4.法律がマイナンバーの使用を禁じている

 しかし、1.マイナンバーを使わないならば、なぜ、申請にマイナンバーカードが必要なのか。2.なぜ、申請書にマイナンバーを記入させないのか、3.担当官庁の総務省は、現場の作業負担が重くなることを想定できなかったのか。4.なぜ、わざわざマイナンバーカードを使うオンライン申請をやったのか。すべて郵送送付でいいではないか。

 疑問が次々と湧き出てくるが、毎日新聞が、1.2.について答えてくれている。

 1.については、「申請にマイナンバーカードを使うのは、マイナンバーのためではなく、カードのICチップに内蔵されている署名用電子証明書で申請者が本人であることを証明するためだ」。

 署名用電子証明書とは、インターネットで送信された文書が改ざんされていないかどうかなどを確認する仕組みで、オンライン申請時には、政府のネットワーク(マイナポータル)に入るための4ケタ暗証番号とは別に、署名用電子証明書暗証番号の入力が求められる。

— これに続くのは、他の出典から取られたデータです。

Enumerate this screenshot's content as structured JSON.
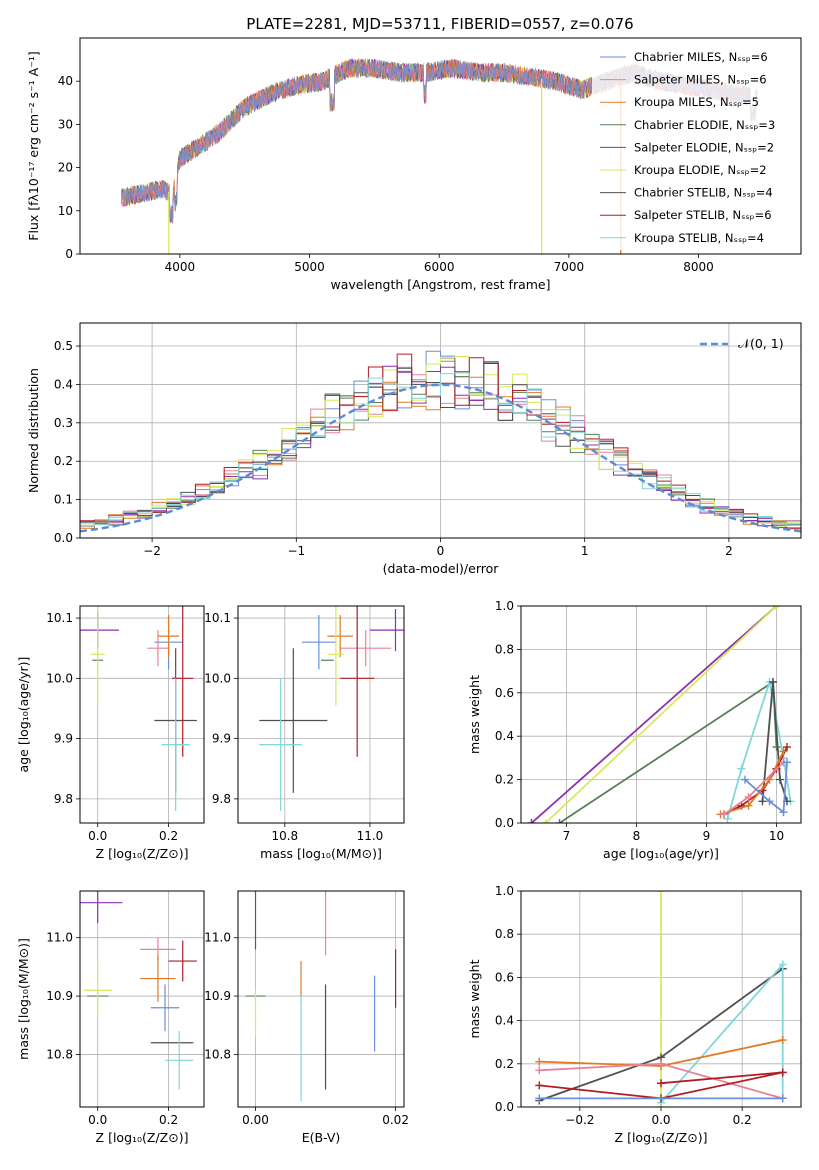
{
  "colors": {
    "chabrier_miles": "#6a8fdc",
    "salpeter_miles": "#e8829b",
    "kroupa_miles": "#e07a25",
    "chabrier_elodie": "#55805a",
    "salpeter_elodie": "#8e2fb0",
    "kroupa_elodie": "#d6ea5a",
    "chabrier_stelib": "#505050",
    "salpeter_stelib": "#b01e22",
    "kroupa_stelib": "#7fd7d8",
    "gaussian": "#5b8ad6"
  },
  "chart_data": [
    {
      "id": "spectrum",
      "type": "line",
      "title": "PLATE=2281, MJD=53711, FIBERID=0557, z=0.076",
      "xlabel": "wavelength [Angstrom, rest frame]",
      "ylabel": "Flux [fλ10⁻¹⁷ erg cm⁻² s⁻¹ A⁻¹]",
      "xlim": [
        3230,
        8790
      ],
      "ylim": [
        0,
        50
      ],
      "xticks": [
        "4000",
        "5000",
        "6000",
        "7000",
        "8000"
      ],
      "yticks": [
        "0",
        "10",
        "20",
        "30",
        "40"
      ],
      "grid": false,
      "legend_position": "top-right",
      "envelope": {
        "x": [
          3550,
          3700,
          3850,
          3950,
          4000,
          4100,
          4200,
          4300,
          4400,
          4500,
          4700,
          4900,
          5100,
          5300,
          5500,
          5700,
          5900,
          6100,
          6300,
          6500,
          6700,
          6900,
          7100,
          7300,
          7500,
          7700,
          7900,
          8100,
          8300,
          8450
        ],
        "y": [
          13,
          14,
          15,
          14,
          22,
          24,
          26,
          28,
          31,
          34,
          37,
          39,
          40,
          43,
          43,
          42,
          42,
          43,
          42,
          42,
          41,
          40,
          38,
          40,
          42,
          40,
          39,
          38,
          37,
          36
        ]
      },
      "spikes_x": [
        3915,
        6790,
        7400
      ],
      "series": [
        {
          "name": "Chabrier MILES, Nₛₛₚ=6"
        },
        {
          "name": "Salpeter MILES, Nₛₛₚ=6"
        },
        {
          "name": "Kroupa MILES, Nₛₛₚ=5"
        },
        {
          "name": "Chabrier ELODIE, Nₛₛₚ=3"
        },
        {
          "name": "Salpeter ELODIE, Nₛₛₚ=2"
        },
        {
          "name": "Kroupa ELODIE, Nₛₛₚ=2"
        },
        {
          "name": "Chabrier STELIB, Nₛₛₚ=4"
        },
        {
          "name": "Salpeter STELIB, Nₛₛₚ=6"
        },
        {
          "name": "Kroupa STELIB, Nₛₛₚ=4"
        }
      ]
    },
    {
      "id": "residuals",
      "type": "histogram",
      "xlabel": "(data-model)/error",
      "ylabel": "Normed distribution",
      "xlim": [
        -2.5,
        2.5
      ],
      "ylim": [
        0,
        0.56
      ],
      "xticks": [
        "−2",
        "−1",
        "0",
        "1",
        "2"
      ],
      "yticks": [
        "0.0",
        "0.1",
        "0.2",
        "0.3",
        "0.4",
        "0.5"
      ],
      "grid": true,
      "legend_position": "top-right",
      "legend": "𝒩(0, 1)",
      "bin_width": 0.1,
      "bin_start": -2.5,
      "profile": [
        0.02,
        0.02,
        0.03,
        0.03,
        0.04,
        0.05,
        0.06,
        0.07,
        0.08,
        0.09,
        0.11,
        0.12,
        0.14,
        0.16,
        0.17,
        0.18,
        0.19,
        0.21,
        0.23,
        0.25,
        0.26,
        0.28,
        0.3,
        0.32,
        0.33,
        0.35,
        0.37,
        0.38,
        0.39,
        0.4,
        0.41,
        0.42,
        0.43,
        0.44,
        0.45,
        0.46,
        0.45,
        0.44,
        0.43,
        0.42,
        0.41,
        0.4,
        0.39,
        0.38,
        0.36,
        0.34,
        0.32,
        0.3,
        0.28,
        0.26,
        0.24,
        0.22,
        0.2,
        0.19,
        0.18,
        0.16,
        0.15,
        0.13,
        0.12,
        0.11,
        0.1,
        0.09,
        0.08,
        0.07,
        0.06,
        0.05,
        0.04,
        0.035,
        0.03,
        0.03,
        0.03,
        0.02,
        0.02,
        0.02,
        0.02,
        0.02,
        0.02,
        0.02,
        0.02,
        0.02,
        0.02,
        0.02,
        0.02,
        0.02,
        0.02,
        0.02,
        0.02,
        0.02,
        0.02,
        0.02
      ]
    },
    {
      "id": "age_vs_Z",
      "type": "scatter",
      "xlabel": "Z [log₁₀(Z/Z⊙)]",
      "ylabel": "age  [log₁₀(age/yr)]",
      "xlim": [
        -0.05,
        0.3
      ],
      "ylim": [
        9.76,
        10.12
      ],
      "xticks": [
        "0.0",
        "0.2"
      ],
      "yticks": [
        "9.8",
        "9.9",
        "10.0",
        "10.1"
      ],
      "grid": true,
      "points": [
        {
          "c": "chabrier_miles",
          "x": 0.2,
          "y": 10.06,
          "ex": 0.04,
          "ey": 0.045
        },
        {
          "c": "salpeter_miles",
          "x": 0.17,
          "y": 10.05,
          "ex": 0.03,
          "ey": 0.03
        },
        {
          "c": "kroupa_miles",
          "x": 0.2,
          "y": 10.07,
          "ex": 0.03,
          "ey": 0.035
        },
        {
          "c": "chabrier_elodie",
          "x": 0.0,
          "y": 10.03,
          "ex": 0.015,
          "ey": 0.0
        },
        {
          "c": "salpeter_elodie",
          "x": 0.0,
          "y": 10.08,
          "ex": 0.06,
          "ey": 0.03
        },
        {
          "c": "kroupa_elodie",
          "x": 0.0,
          "y": 10.04,
          "ex": 0.02,
          "ey": 0.085
        },
        {
          "c": "chabrier_stelib",
          "x": 0.22,
          "y": 9.93,
          "ex": 0.06,
          "ey": 0.12
        },
        {
          "c": "salpeter_stelib",
          "x": 0.24,
          "y": 10.0,
          "ex": 0.03,
          "ey": 0.13
        },
        {
          "c": "kroupa_stelib",
          "x": 0.22,
          "y": 9.89,
          "ex": 0.04,
          "ey": 0.11
        }
      ]
    },
    {
      "id": "age_vs_mass",
      "type": "scatter",
      "xlabel": "mass [log₁₀(M/M⊙)]",
      "ylabel": "",
      "xlim": [
        10.69,
        11.08
      ],
      "ylim": [
        9.76,
        10.12
      ],
      "xticks": [
        "10.8",
        "11.0"
      ],
      "yticks": [
        "9.8",
        "9.9",
        "10.0",
        "10.1"
      ],
      "grid": true,
      "points": [
        {
          "c": "chabrier_miles",
          "x": 10.88,
          "y": 10.06,
          "ex": 0.04,
          "ey": 0.045
        },
        {
          "c": "salpeter_miles",
          "x": 10.99,
          "y": 10.05,
          "ex": 0.06,
          "ey": 0.03
        },
        {
          "c": "kroupa_miles",
          "x": 10.93,
          "y": 10.07,
          "ex": 0.03,
          "ey": 0.035
        },
        {
          "c": "chabrier_elodie",
          "x": 10.9,
          "y": 10.03,
          "ex": 0.015,
          "ey": 0.0
        },
        {
          "c": "salpeter_elodie",
          "x": 11.06,
          "y": 10.08,
          "ex": 0.06,
          "ey": 0.035
        },
        {
          "c": "kroupa_elodie",
          "x": 10.92,
          "y": 10.04,
          "ex": 0.02,
          "ey": 0.085
        },
        {
          "c": "chabrier_stelib",
          "x": 10.82,
          "y": 9.93,
          "ex": 0.08,
          "ey": 0.12
        },
        {
          "c": "salpeter_stelib",
          "x": 10.97,
          "y": 10.0,
          "ex": 0.04,
          "ey": 0.13
        },
        {
          "c": "kroupa_stelib",
          "x": 10.79,
          "y": 9.89,
          "ex": 0.05,
          "ey": 0.11
        }
      ]
    },
    {
      "id": "weight_vs_age",
      "type": "line",
      "xlabel": "age  [log₁₀(age/yr)]",
      "ylabel": "mass weight",
      "xlim": [
        6.35,
        10.35
      ],
      "ylim": [
        0.0,
        1.0
      ],
      "xticks": [
        "7",
        "8",
        "9",
        "10"
      ],
      "yticks": [
        "0.0",
        "0.2",
        "0.4",
        "0.6",
        "0.8",
        "1.0"
      ],
      "grid": true,
      "series": [
        {
          "c": "salpeter_elodie",
          "x": [
            6.5,
            10.0
          ],
          "y": [
            0.0,
            1.0
          ]
        },
        {
          "c": "kroupa_elodie",
          "x": [
            6.7,
            10.0
          ],
          "y": [
            0.0,
            1.0
          ]
        },
        {
          "c": "chabrier_elodie",
          "x": [
            6.9,
            9.95,
            10.0
          ],
          "y": [
            0.0,
            0.65,
            0.35
          ]
        },
        {
          "c": "kroupa_stelib",
          "x": [
            9.3,
            9.5,
            9.9,
            10.1,
            10.2
          ],
          "y": [
            0.02,
            0.25,
            0.65,
            0.3,
            0.1
          ]
        },
        {
          "c": "chabrier_stelib",
          "x": [
            9.8,
            9.95,
            10.05,
            10.15
          ],
          "y": [
            0.1,
            0.65,
            0.2,
            0.1
          ]
        },
        {
          "c": "salpeter_stelib",
          "x": [
            9.25,
            9.5,
            9.8,
            10.0,
            10.15
          ],
          "y": [
            0.04,
            0.08,
            0.15,
            0.25,
            0.35
          ]
        },
        {
          "c": "kroupa_miles",
          "x": [
            9.2,
            9.6,
            9.9,
            10.1
          ],
          "y": [
            0.04,
            0.08,
            0.2,
            0.33
          ]
        },
        {
          "c": "salpeter_miles",
          "x": [
            9.25,
            9.6,
            10.1
          ],
          "y": [
            0.04,
            0.12,
            0.28
          ]
        },
        {
          "c": "chabrier_miles",
          "x": [
            9.55,
            9.9,
            10.1,
            10.15
          ],
          "y": [
            0.2,
            0.1,
            0.05,
            0.28
          ]
        }
      ]
    },
    {
      "id": "mass_vs_Z",
      "type": "scatter",
      "xlabel": "Z [log₁₀(Z/Z⊙)]",
      "ylabel": "mass [log₁₀(M/M⊙)]",
      "xlim": [
        -0.05,
        0.3
      ],
      "ylim": [
        10.71,
        11.08
      ],
      "xticks": [
        "0.0",
        "0.2"
      ],
      "yticks": [
        "10.8",
        "10.9",
        "11.0"
      ],
      "grid": true,
      "points": [
        {
          "c": "chabrier_miles",
          "x": 0.19,
          "y": 10.88,
          "ex": 0.04,
          "ey": 0.04
        },
        {
          "c": "salpeter_miles",
          "x": 0.17,
          "y": 10.98,
          "ex": 0.05,
          "ey": 0.02
        },
        {
          "c": "kroupa_miles",
          "x": 0.17,
          "y": 10.93,
          "ex": 0.05,
          "ey": 0.04
        },
        {
          "c": "chabrier_elodie",
          "x": 0.0,
          "y": 10.9,
          "ex": 0.03,
          "ey": 0.0
        },
        {
          "c": "salpeter_elodie",
          "x": 0.0,
          "y": 11.06,
          "ex": 0.07,
          "ey": 0.035
        },
        {
          "c": "kroupa_elodie",
          "x": 0.0,
          "y": 10.91,
          "ex": 0.04,
          "ey": 0.045
        },
        {
          "c": "chabrier_stelib",
          "x": 0.21,
          "y": 10.82,
          "ex": 0.06,
          "ey": 0.0
        },
        {
          "c": "salpeter_stelib",
          "x": 0.24,
          "y": 10.96,
          "ex": 0.04,
          "ey": 0.035
        },
        {
          "c": "kroupa_stelib",
          "x": 0.23,
          "y": 10.79,
          "ex": 0.04,
          "ey": 0.05
        }
      ]
    },
    {
      "id": "mass_vs_EBV",
      "type": "scatter",
      "xlabel": "E(B-V)",
      "ylabel": "",
      "xlim": [
        -0.0025,
        0.0212
      ],
      "ylim": [
        10.71,
        11.08
      ],
      "xticks": [
        "0.00",
        "0.02"
      ],
      "yticks": [
        "10.8",
        "10.9",
        "11.0"
      ],
      "grid": true,
      "points": [
        {
          "c": "chabrier_miles",
          "x": 0.017,
          "y": 10.87,
          "ex": 0,
          "ey": 0.065
        },
        {
          "c": "salpeter_miles",
          "x": 0.01,
          "y": 11.05,
          "ex": 0,
          "ey": 0.08
        },
        {
          "c": "kroupa_miles",
          "x": 0.0065,
          "y": 10.93,
          "ex": 0,
          "ey": 0.03
        },
        {
          "c": "chabrier_elodie",
          "x": 0.0,
          "y": 10.9,
          "ex": 0,
          "ey": 0.0
        },
        {
          "c": "salpeter_elodie",
          "x": 0.0,
          "y": 11.03,
          "ex": 0,
          "ey": 0.05
        },
        {
          "c": "kroupa_elodie",
          "x": 0.0,
          "y": 10.87,
          "ex": 0,
          "ey": 0.04
        },
        {
          "c": "chabrier_stelib",
          "x": 0.01,
          "y": 10.83,
          "ex": 0,
          "ey": 0.09
        },
        {
          "c": "salpeter_stelib",
          "x": 0.02,
          "y": 10.93,
          "ex": 0,
          "ey": 0.05
        },
        {
          "c": "kroupa_stelib",
          "x": 0.0065,
          "y": 10.81,
          "ex": 0,
          "ey": 0.09
        }
      ]
    },
    {
      "id": "weight_vs_Z",
      "type": "line",
      "xlabel": "Z [log₁₀(Z/Z⊙)]",
      "ylabel": "mass weight",
      "xlim": [
        -0.345,
        0.345
      ],
      "ylim": [
        0.0,
        1.0
      ],
      "xticks": [
        "−0.2",
        "0.0",
        "0.2"
      ],
      "yticks": [
        "0.0",
        "0.2",
        "0.4",
        "0.6",
        "0.8",
        "1.0"
      ],
      "grid": true,
      "series": [
        {
          "c": "kroupa_elodie",
          "x": [
            0.0,
            0.0
          ],
          "y": [
            0.0,
            1.0
          ]
        },
        {
          "c": "chabrier_stelib",
          "x": [
            -0.3,
            0.0,
            0.3
          ],
          "y": [
            0.03,
            0.23,
            0.64
          ]
        },
        {
          "c": "kroupa_stelib",
          "x": [
            0.0,
            0.3,
            0.3
          ],
          "y": [
            0.02,
            0.66,
            0.04
          ]
        },
        {
          "c": "kroupa_miles",
          "x": [
            -0.3,
            0.0,
            0.3
          ],
          "y": [
            0.21,
            0.19,
            0.31
          ]
        },
        {
          "c": "salpeter_miles",
          "x": [
            -0.3,
            0.0,
            0.3
          ],
          "y": [
            0.17,
            0.2,
            0.04
          ]
        },
        {
          "c": "salpeter_stelib",
          "x": [
            -0.3,
            0.0,
            0.3
          ],
          "y": [
            0.1,
            0.04,
            0.16
          ]
        },
        {
          "c": "salpeter_stelib",
          "x": [
            0.0,
            0.3
          ],
          "y": [
            0.11,
            0.16
          ]
        },
        {
          "c": "chabrier_miles",
          "x": [
            -0.3,
            0.3
          ],
          "y": [
            0.04,
            0.04
          ]
        }
      ]
    }
  ]
}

 この暗証番号は、番号の有効期限が切れたり、番号を忘れた市民らが自治体窓口に殺到し、もうひとつ混乱の原因を作った。

 2.については、「マイナンバーは、住民基本台帳の情報にひも付いている。申請時にマイナンバーを入力するようにすれば、住民基本台帳との照合は不要になるはずだ。しかし、マイナンバーの利用目的はマイナンバー法で定められており、総務省は「今回の事務は法に規定されていないので利用できない」(特別定額給付金室)と説明する。」だそうだ。

 マイナンバー法とは、正式名称は、「行政手続における特定の個人を識別するための番号の利用等に関する法律」で、マイナンバーの利用法を定めたものだ。

 特定の個人を認証するには、指紋認証や顔認証もおなじみだが、これらに比べ、マイナンバーは、単なる番号だから人に知られる可能性が高い。その扱いに厳しい条件を付けるのは当然で、マイナンバー法は、利用用途として、社会保障、税及び災害対策の分野に限っている。これ以外で、マイナンバーを利用することは、一部の例外を除いて認められていない(マイナンバーハンドブック)。

5.不可解な官僚の選択

 しかし、今回の特別定額給付は、時限でいいから認められなかったのだろうか。利用を認めている項目は、マイナンバー法の「別表第一」に掲載されている。99項目がズラリと並んでいる。その中には、介護保険料の支給など、市町村長に認められている項目もある。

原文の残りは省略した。